Daniel has Asperger's Syndrome, a form of autism. He is one of perhaps 50 Savants in the world. His area of specialty is numbers and math. He makes images in his head of numbers, and has drawn the "Landscape of Pi" shown here. He has also written a book about his life. I plan to find it at my library and read it.
Tammet, now 26, is an autistic savant with prodigious abilities similar to those that Dustin Hoffman portrayed in the film Rain Man. There are only about 50 savants in the world (all men), but Tammet is unique in being able to describe how his mind works. "I'm lucky," he says, "because most others who have rare abilities are also seriously disabled."
Two years ago, Tammet became famous for reciting pi to 22,514 decimal places with the same ease the rest of us can reel off 3.142. Even more remarkably, he says he could still do it: his memory retains everything.

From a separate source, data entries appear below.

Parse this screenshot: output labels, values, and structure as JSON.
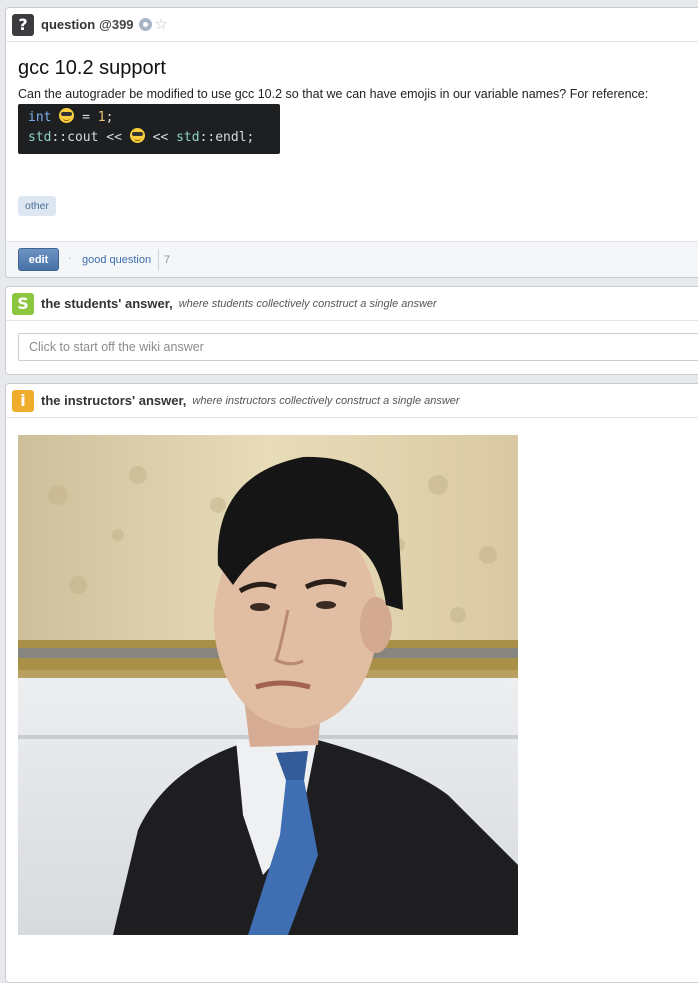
{
  "question": {
    "header_label": "question",
    "number": "@399",
    "icon": "question-mark-icon",
    "title": "gcc 10.2 support",
    "body": "Can the autograder be modified to use gcc 10.2 so that we can have emojis in our variable names? For reference:",
    "code": {
      "line1": {
        "keyword": "int",
        "rest": " = ",
        "number": "1",
        "end": ";"
      },
      "line2": {
        "ns1": "std",
        "op1": "::cout << ",
        "op2": " << ",
        "ns2": "std",
        "end": "::endl;"
      }
    },
    "tag": "other",
    "edit_label": "edit",
    "good_question_label": "good question",
    "good_question_count": "7"
  },
  "students_answer": {
    "badge": "S",
    "title": "the students' answer,",
    "subtitle": "where students collectively construct a single answer",
    "placeholder": "Click to start off the wiki answer"
  },
  "instructors_answer": {
    "badge": "i",
    "title": "the instructors' answer,",
    "subtitle": "where instructors collectively construct a single answer"
  },
  "colors": {
    "student_badge": "#8cc63f",
    "instructor_badge": "#f0ad2b",
    "link": "#3b6fb0"
  }
}
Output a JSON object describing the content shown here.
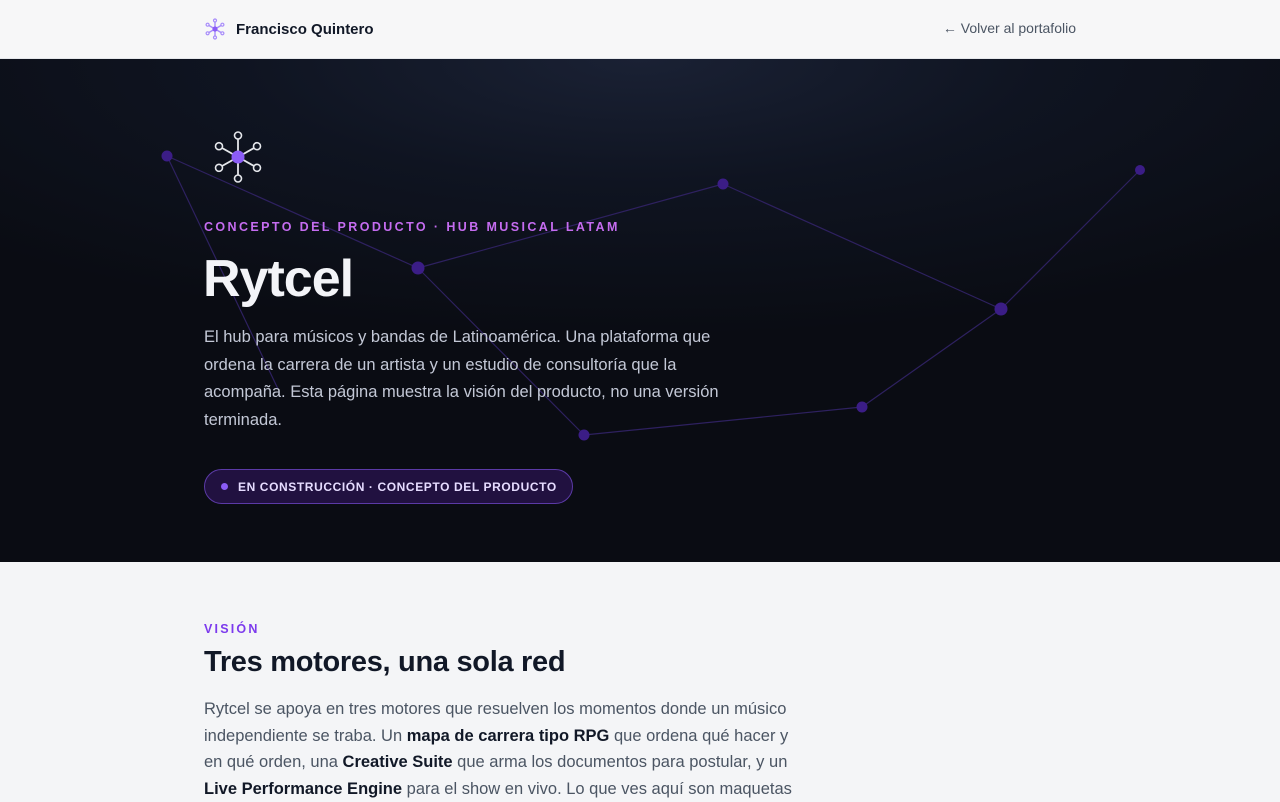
{
  "header": {
    "brand_name": "Francisco Quintero",
    "back_link": "← Volver al portafolio"
  },
  "hero": {
    "eyebrow": "CONCEPTO DEL PRODUCTO · HUB MUSICAL LATAM",
    "title": "Rytcel",
    "description": "El hub para músicos y bandas de Latinoamérica. Una plataforma que ordena la carrera de un artista y un estudio de consultoría que la acompaña. Esta página muestra la visión del producto, no una versión terminada.",
    "status_label": "EN CONSTRUCCIÓN · CONCEPTO DEL PRODUCTO"
  },
  "vision": {
    "eyebrow": "VISIÓN",
    "title": "Tres motores, una sola red",
    "p_1": "Rytcel se apoya en tres motores que resuelven los momentos donde un músico independiente se traba. Un ",
    "b_1": "mapa de carrera tipo RPG",
    "p_2": " que ordena qué hacer y en qué orden, una ",
    "b_2": "Creative Suite",
    "p_3": " que arma los documentos para postular, y un ",
    "b_3": "Live Performance Engine",
    "p_4": " para el show en vivo. Lo que ves aquí son maquetas"
  },
  "colors": {
    "accent": "#7c3aed",
    "accent_light": "#c56cf0",
    "hero_bg": "#0a0c13",
    "node": "#3b1d86"
  },
  "icons": {
    "brand": "network-hub-icon",
    "hero": "network-hub-icon"
  }
}
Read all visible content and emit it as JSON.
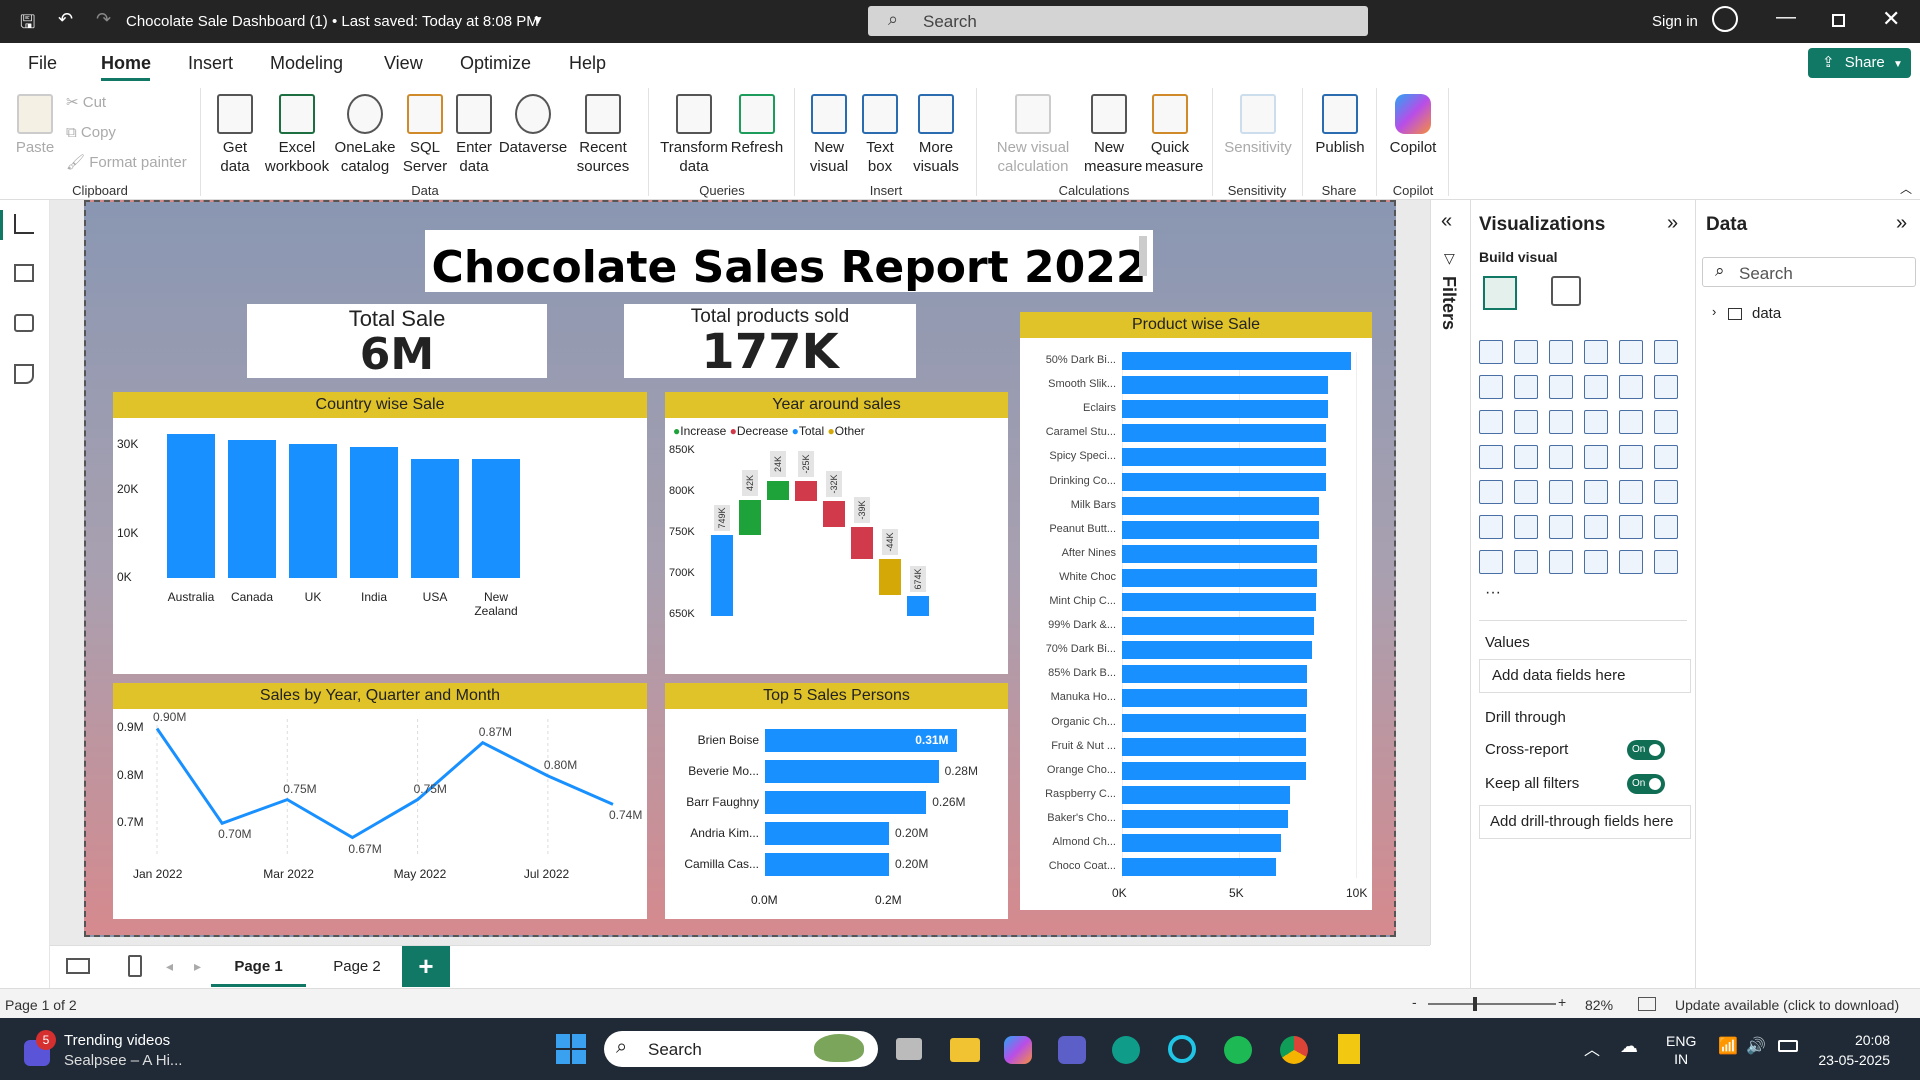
{
  "window": {
    "title": "Chocolate Sale Dashboard (1) • Last saved: Today at 8:08 PM",
    "search_placeholder": "Search",
    "sign_in": "Sign in"
  },
  "menu": [
    "File",
    "Home",
    "Insert",
    "Modeling",
    "View",
    "Optimize",
    "Help"
  ],
  "share_label": "Share",
  "ribbon": {
    "clipboard": {
      "paste": "Paste",
      "cut": "Cut",
      "copy": "Copy",
      "format_painter": "Format painter",
      "group": "Clipboard"
    },
    "data": {
      "get_data": "Get data",
      "excel": "Excel workbook",
      "onelake": "OneLake catalog",
      "sql": "SQL Server",
      "enter": "Enter data",
      "dataverse": "Dataverse",
      "recent": "Recent sources",
      "group": "Data"
    },
    "queries": {
      "transform": "Transform data",
      "refresh": "Refresh",
      "group": "Queries"
    },
    "insert": {
      "new_visual": "New visual",
      "text_box": "Text box",
      "more_visuals": "More visuals",
      "group": "Insert"
    },
    "calculations": {
      "new_visual_calc": "New visual calculation",
      "new_measure": "New measure",
      "quick_measure": "Quick measure",
      "group": "Calculations"
    },
    "sensitivity": {
      "label": "Sensitivity",
      "group": "Sensitivity"
    },
    "share": {
      "publish": "Publish",
      "group": "Share"
    },
    "copilot": {
      "label": "Copilot",
      "group": "Copilot"
    }
  },
  "report": {
    "title": "Chocolate Sales Report 2022",
    "kpi1": {
      "label": "Total Sale",
      "value": "6M"
    },
    "kpi2": {
      "label": "Total products sold",
      "value": "177K"
    },
    "country_title": "Country wise Sale",
    "waterfall_title": "Year around sales",
    "waterfall_legend": [
      "Increase",
      "Decrease",
      "Total",
      "Other"
    ],
    "line_title": "Sales by Year, Quarter and Month",
    "top5_title": "Top 5 Sales Persons",
    "product_title": "Product wise Sale"
  },
  "chart_data": [
    {
      "type": "bar",
      "title": "Country wise Sale",
      "categories": [
        "Australia",
        "Canada",
        "UK",
        "India",
        "USA",
        "New Zealand"
      ],
      "values": [
        32.5,
        31.2,
        30.2,
        29.5,
        27,
        26.8
      ],
      "yticks": [
        "30K",
        "20K",
        "10K",
        "0K"
      ],
      "ylim": [
        0,
        33
      ]
    },
    {
      "type": "bar",
      "title": "Year around sales",
      "subtype": "waterfall",
      "yticks": [
        "850K",
        "800K",
        "750K",
        "700K",
        "650K"
      ],
      "ylim": [
        650,
        850
      ],
      "steps": [
        {
          "label": "749K",
          "start": 650,
          "end": 749,
          "kind": "Total"
        },
        {
          "label": "42K",
          "start": 749,
          "end": 791,
          "kind": "Increase"
        },
        {
          "label": "24K",
          "start": 791,
          "end": 815,
          "kind": "Increase"
        },
        {
          "label": "-25K",
          "start": 815,
          "end": 790,
          "kind": "Decrease"
        },
        {
          "label": "-32K",
          "start": 790,
          "end": 758,
          "kind": "Decrease"
        },
        {
          "label": "-39K",
          "start": 758,
          "end": 719,
          "kind": "Decrease"
        },
        {
          "label": "-44K",
          "start": 719,
          "end": 675,
          "kind": "Other"
        },
        {
          "label": "674K",
          "start": 650,
          "end": 674,
          "kind": "Total"
        }
      ],
      "colors": {
        "Increase": "#1ea33a",
        "Decrease": "#d13a4b",
        "Total": "#1890ff",
        "Other": "#d4a807"
      }
    },
    {
      "type": "line",
      "title": "Sales by Year, Quarter and Month",
      "x": [
        "Jan 2022",
        "Feb 2022",
        "Mar 2022",
        "Apr 2022",
        "May 2022",
        "Jun 2022",
        "Jul 2022",
        "Aug 2022"
      ],
      "values": [
        0.9,
        0.7,
        0.75,
        0.67,
        0.75,
        0.87,
        0.8,
        0.74
      ],
      "labels": [
        "0.90M",
        "0.70M",
        "0.75M",
        "0.67M",
        "0.75M",
        "0.87M",
        "0.80M",
        "0.74M"
      ],
      "xticks": [
        "Jan 2022",
        "Mar 2022",
        "May 2022",
        "Jul 2022"
      ],
      "yticks": [
        "0.9M",
        "0.8M",
        "0.7M"
      ],
      "ylim": [
        0.65,
        0.92
      ]
    },
    {
      "type": "bar",
      "title": "Top 5 Sales Persons",
      "orientation": "horizontal",
      "categories": [
        "Brien Boise",
        "Beverie Mo...",
        "Barr Faughny",
        "Andria Kim...",
        "Camilla Cas..."
      ],
      "values": [
        0.31,
        0.28,
        0.26,
        0.2,
        0.2
      ],
      "labels": [
        "0.31M",
        "0.28M",
        "0.26M",
        "0.20M",
        "0.20M"
      ],
      "xticks": [
        "0.0M",
        "0.2M"
      ],
      "xlim": [
        0,
        0.4
      ]
    },
    {
      "type": "bar",
      "title": "Product wise Sale",
      "orientation": "horizontal",
      "categories": [
        "50% Dark Bi...",
        "Smooth Slik...",
        "Eclairs",
        "Caramel Stu...",
        "Spicy Speci...",
        "Drinking Co...",
        "Milk Bars",
        "Peanut Butt...",
        "After Nines",
        "White Choc",
        "Mint Chip C...",
        "99% Dark &...",
        "70% Dark Bi...",
        "85% Dark B...",
        "Manuka Ho...",
        "Organic Ch...",
        "Fruit & Nut ...",
        "Orange Cho...",
        "Raspberry C...",
        "Baker's Cho...",
        "Almond Ch...",
        "Choco Coat..."
      ],
      "values": [
        9.8,
        8.8,
        8.8,
        8.7,
        8.7,
        8.7,
        8.4,
        8.4,
        8.35,
        8.35,
        8.3,
        8.2,
        8.1,
        7.9,
        7.9,
        7.85,
        7.85,
        7.85,
        7.2,
        7.1,
        6.8,
        6.6
      ],
      "xticks": [
        "0K",
        "5K",
        "10K"
      ],
      "xlim": [
        0,
        10
      ]
    }
  ],
  "filters_label": "Filters",
  "viz_pane": {
    "title": "Visualizations",
    "build": "Build visual",
    "values": "Values",
    "add_data": "Add data fields here",
    "drill": "Drill through",
    "cross": "Cross-report",
    "keep": "Keep all filters",
    "toggle_on": "On",
    "add_drill": "Add drill-through fields here",
    "more": "···"
  },
  "data_pane": {
    "title": "Data",
    "search": "Search",
    "table": "data"
  },
  "pages": {
    "p1": "Page 1",
    "p2": "Page 2",
    "add": "+"
  },
  "status": {
    "page": "Page 1 of 2",
    "zoom": "82%",
    "update": "Update available (click to download)"
  },
  "taskbar": {
    "notif": "5",
    "trending": "Trending videos",
    "sub": "Sealpsee – A Hi...",
    "search": "Search",
    "lang": "ENG",
    "lang2": "IN",
    "time": "20:08",
    "date": "23-05-2025"
  }
}
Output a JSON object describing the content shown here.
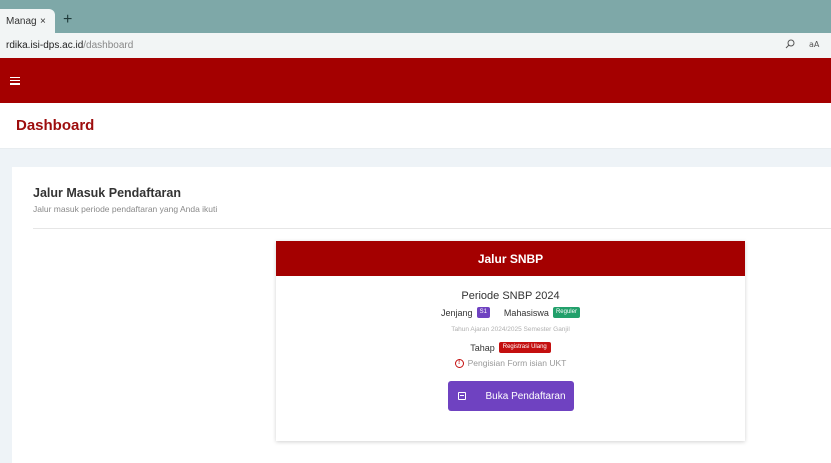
{
  "browser": {
    "tab_title": "Manag",
    "tab_close": "×",
    "new_tab": "+",
    "url_host": "rdika.isi-dps.ac.id",
    "url_path": "/dashboard"
  },
  "page": {
    "title": "Dashboard"
  },
  "card": {
    "title": "Jalur Masuk Pendaftaran",
    "subtitle": "Jalur masuk periode pendaftaran yang Anda ikuti"
  },
  "snbp": {
    "header": "Jalur SNBP",
    "periode": "Periode SNBP 2024",
    "jenjang_label": "Jenjang",
    "jenjang_value": "S1",
    "mahasiswa_label": "Mahasiswa",
    "mahasiswa_value": "Reguler",
    "tahun": "Tahun Ajaran 2024/2025 Semester Ganjil",
    "tahap_label": "Tahap",
    "tahap_value": "Registrasi Ulang",
    "info_text": "Pengisian Form isian UKT",
    "button_label": "Buka Pendaftaran"
  },
  "colors": {
    "brand_red": "#a40000",
    "purple": "#6f42c1",
    "green": "#22a06b"
  },
  "icons": [
    "hamburger-icon",
    "info-icon",
    "calendar-icon",
    "search-icon",
    "read-aloud-icon"
  ]
}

In "Born on a Blue Day," Tammet describes growing up with numbers as his only friends. He writes so elegantly that the book's oddness dawns slowly: there is no dialogue, no humour, none of the "silly-me" stuff that you might expect. Instead, he tells his story dead straight, with an eager desire to explain himself.
At times, he goes into excessive detail about his enthusiasms, one of which is the structure of language. He is able to pick up, almost osmotically, those things with which most people struggle - maths and syntax (he mastered Icelandic in a week). His struggle has been to acquire the skills that others take for granted: communication, empathy and the ability to see the big picture, not the detail.
"My brain breaks everything down into concretes and tangibles," he says. "I find intangibles hard to understand."
Daniel Tammet has Asperger's syndrome, a form of autism, which was evident from birth. As a baby, he cried nonstop and only repetitive motion soothed him. He never played with other children or toys. "Numbers were my toys," he says.
To him, numbers have colors, shapes, textures, personalities. This cross-connection between senses is known as synaesthesia and he does not know whether it predated - or resulted from - the epileptic seizures he suffered at four, but the tangibility of numbers makes it possible for him to travel in his mind through the undulating landscape that makes up pi. "To me it is as beautiful as the Mona Lisa." One of Daniel's favorite numbers is 333, which he describes as "Beautiful, bubbly."
This may sound simplistic, but I understand more about Pi looking at his drawing than I ever did in math class.